The new Mach 18 nozzle design at the AEDC Hypervelocity Wind Tunnel 9 in White Oak, Md., near Silver Spring, has been successfully verified using computational fluid dynamic codes.
A new nozzle was needed to extend the range of desired conditions from the Mach 7, 8, 10 and 14 conditions currently available.
According to Ken Tatum, AEDC modeling and simulation engineer, the nozzle had to be designed analytically to yield the near-uniform conditions in the test section required for the design of advanced future hypersonic weapons.
CFD analyses, performed by Tatum and Derick Daniel, AEDC aerospace engineer, assessed the physically complex hypersonic flows within the nozzle and showed that a high-quality flow within the test section that is undisturbed by excessive wave reflections is theoretically achievable.
“Ensuring that these facilities provide high-quality test results at the desired conditions and that the facilities are applicable to understanding extreme flow conditions requires advanced numerical analysis to fill in details that are unavailable from testing,” Tatum said.
“The thermodynamic chemistry model used in the CFD codes were validated with Coherent Anti-stokes Raman Scattering system test data taken by Andrew Alexander, instrumentation and diagnostics engineer,” he added. “Andrew’s measurements verified the existence of non-equilibrium effects at high Mach speeds.

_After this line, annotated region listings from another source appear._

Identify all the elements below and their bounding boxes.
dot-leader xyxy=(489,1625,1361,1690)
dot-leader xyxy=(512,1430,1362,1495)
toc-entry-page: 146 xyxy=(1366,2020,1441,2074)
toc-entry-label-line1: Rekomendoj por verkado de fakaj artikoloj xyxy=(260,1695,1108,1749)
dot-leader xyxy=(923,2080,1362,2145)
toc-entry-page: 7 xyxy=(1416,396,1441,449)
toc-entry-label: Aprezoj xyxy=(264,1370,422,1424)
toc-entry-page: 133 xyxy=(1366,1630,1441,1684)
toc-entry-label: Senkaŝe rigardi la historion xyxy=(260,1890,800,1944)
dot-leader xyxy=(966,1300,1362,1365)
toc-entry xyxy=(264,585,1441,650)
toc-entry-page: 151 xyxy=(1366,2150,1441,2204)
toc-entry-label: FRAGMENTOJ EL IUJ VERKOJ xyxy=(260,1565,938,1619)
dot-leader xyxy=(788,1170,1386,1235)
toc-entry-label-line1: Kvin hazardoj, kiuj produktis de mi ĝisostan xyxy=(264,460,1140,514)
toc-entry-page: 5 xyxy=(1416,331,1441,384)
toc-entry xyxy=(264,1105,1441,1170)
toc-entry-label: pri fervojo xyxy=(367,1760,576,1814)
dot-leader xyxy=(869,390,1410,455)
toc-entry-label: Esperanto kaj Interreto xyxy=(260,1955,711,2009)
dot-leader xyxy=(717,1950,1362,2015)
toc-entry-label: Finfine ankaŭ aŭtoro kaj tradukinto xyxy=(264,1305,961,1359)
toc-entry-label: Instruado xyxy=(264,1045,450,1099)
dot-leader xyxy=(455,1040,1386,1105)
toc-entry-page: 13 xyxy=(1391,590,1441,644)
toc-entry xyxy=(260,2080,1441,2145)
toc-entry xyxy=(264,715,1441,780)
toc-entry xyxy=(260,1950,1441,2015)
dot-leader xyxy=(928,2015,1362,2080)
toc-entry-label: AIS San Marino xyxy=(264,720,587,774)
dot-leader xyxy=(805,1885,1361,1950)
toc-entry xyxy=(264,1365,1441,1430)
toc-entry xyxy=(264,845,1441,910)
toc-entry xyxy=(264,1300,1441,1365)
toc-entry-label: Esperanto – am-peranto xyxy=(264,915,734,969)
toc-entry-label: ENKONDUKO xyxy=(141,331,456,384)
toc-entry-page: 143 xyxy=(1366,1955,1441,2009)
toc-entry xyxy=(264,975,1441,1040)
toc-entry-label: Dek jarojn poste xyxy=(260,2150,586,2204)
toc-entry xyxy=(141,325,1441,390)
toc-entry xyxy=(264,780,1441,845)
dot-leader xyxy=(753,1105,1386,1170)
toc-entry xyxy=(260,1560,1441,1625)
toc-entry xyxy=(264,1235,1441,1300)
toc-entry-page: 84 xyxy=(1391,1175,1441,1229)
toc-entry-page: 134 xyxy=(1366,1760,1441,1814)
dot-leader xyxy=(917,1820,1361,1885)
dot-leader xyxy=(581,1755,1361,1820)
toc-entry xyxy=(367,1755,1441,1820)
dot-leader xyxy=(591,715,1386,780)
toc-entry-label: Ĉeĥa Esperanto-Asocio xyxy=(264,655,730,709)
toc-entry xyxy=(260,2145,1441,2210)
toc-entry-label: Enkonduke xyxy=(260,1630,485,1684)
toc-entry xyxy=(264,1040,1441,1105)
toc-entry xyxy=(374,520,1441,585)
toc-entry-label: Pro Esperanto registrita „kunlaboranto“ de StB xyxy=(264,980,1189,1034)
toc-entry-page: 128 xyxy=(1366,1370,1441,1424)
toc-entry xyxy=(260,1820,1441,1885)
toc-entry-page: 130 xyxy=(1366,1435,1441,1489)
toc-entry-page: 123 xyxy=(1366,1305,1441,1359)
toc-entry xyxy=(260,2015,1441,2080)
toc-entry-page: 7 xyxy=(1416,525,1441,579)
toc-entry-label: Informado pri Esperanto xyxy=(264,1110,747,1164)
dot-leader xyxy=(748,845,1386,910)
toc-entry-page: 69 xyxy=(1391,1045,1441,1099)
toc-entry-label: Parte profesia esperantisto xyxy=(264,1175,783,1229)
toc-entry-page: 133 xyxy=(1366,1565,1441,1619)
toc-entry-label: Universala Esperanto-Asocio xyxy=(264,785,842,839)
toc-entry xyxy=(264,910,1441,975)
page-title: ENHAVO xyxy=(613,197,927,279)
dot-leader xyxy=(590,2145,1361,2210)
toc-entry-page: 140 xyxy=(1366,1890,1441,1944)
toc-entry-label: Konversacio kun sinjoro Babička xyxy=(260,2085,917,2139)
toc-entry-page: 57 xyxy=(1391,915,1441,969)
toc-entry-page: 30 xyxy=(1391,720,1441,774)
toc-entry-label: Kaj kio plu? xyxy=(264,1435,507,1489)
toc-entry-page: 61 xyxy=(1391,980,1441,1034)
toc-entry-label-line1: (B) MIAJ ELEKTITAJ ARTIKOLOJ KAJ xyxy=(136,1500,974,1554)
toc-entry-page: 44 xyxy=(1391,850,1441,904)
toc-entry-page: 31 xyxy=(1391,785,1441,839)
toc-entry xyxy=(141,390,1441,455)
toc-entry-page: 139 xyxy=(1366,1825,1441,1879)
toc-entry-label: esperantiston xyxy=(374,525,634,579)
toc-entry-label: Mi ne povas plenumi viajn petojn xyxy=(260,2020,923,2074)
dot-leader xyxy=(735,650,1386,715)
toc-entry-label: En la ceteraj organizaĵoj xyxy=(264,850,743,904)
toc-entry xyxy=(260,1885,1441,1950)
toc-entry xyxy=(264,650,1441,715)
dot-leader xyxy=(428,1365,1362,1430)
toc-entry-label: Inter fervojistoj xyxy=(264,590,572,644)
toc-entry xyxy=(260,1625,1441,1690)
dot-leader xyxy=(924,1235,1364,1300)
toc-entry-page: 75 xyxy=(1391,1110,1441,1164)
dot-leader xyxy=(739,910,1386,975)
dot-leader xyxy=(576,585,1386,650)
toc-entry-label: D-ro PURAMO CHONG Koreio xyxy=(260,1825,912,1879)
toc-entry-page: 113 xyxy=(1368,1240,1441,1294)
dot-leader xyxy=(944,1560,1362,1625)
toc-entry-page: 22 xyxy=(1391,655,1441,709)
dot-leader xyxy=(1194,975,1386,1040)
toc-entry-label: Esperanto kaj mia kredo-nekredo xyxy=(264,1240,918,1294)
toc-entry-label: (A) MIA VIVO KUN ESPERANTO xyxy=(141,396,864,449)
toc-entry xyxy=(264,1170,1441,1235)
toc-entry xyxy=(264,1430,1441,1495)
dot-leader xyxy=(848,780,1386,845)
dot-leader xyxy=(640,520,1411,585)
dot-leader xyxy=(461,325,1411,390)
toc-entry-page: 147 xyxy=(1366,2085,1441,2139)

We also assessed the effects of pressure waves generated at nozzle joint locations and their effects on the test section for the new nozzle design at equilibrium and non-equilibrium extremes. Accurate modeling of both these effects are critical to building the best nozzle and test capability possible.”
The facilities at Tunnel 9 will be used to study advanced hypersonic system development. Part of these studies are continued advances in the understanding of turbulent boundary layers. High-quality flows will be necessary to provide useful data for such studies. One such diagnostic used to interrogate these boundary layers is particle-image velocimetry.
CFD analyses performed by Tatum were used to design a local particle injector nozzle for a PIV system in Tunnel 9.
“Particle-image velocimetry seeder designs have been shown to provide satisfactory particle distributions needed for future test programs,” Tatum said. “Studies of hypersonic boundary layers require careful design of injection flow paths for seeding high-speed boundary layers with satisfactory particle distributions for PIV techniques.”
Tatum performed analyses of numerous PIV seeder designs for both Mach 3 and 10 flows to assess boundary layer particle densities and disturbances on the boundary layer from particle injection into the stream.
These efforts are just two of many to expand the range of capabilities of the Tunnel 9 facilities and to add to the testing techniques available to Tunnel 9 researchers. The efforts are highly coupled in the sense that high-quality nozzle flows are essential to obtain high-quality data from new and improved test techniques.
AEDC team members are using innovative ideas to address issues that arise when taking on unique, and often challenging, work. It’s these ideas, according to Dr. Woodrow Whitlow, that “provide long-term benefits to test operations.”
Innovative ideas are also important to the U.S. Air Force because complex security and fiscal challenges demand that Airmen are innovative and find better and smarter ways to “fly, fight and win.” The Air Force leverages many channels to empower Airmen and industry partners to submit ideas as part of an overarching culture of innovation.
In a recent interview with Defense News, Air Force Secretary Heather Wilson commented on the Air Force’s focus on innovation and looking toward the future.
“What kind of an Air Force do we need in 2030, and how do we start ourselves on the process of getting there? We are a service whose roots and history are very deep in innovation, and I want to make sure that we’re not losing that,” she said.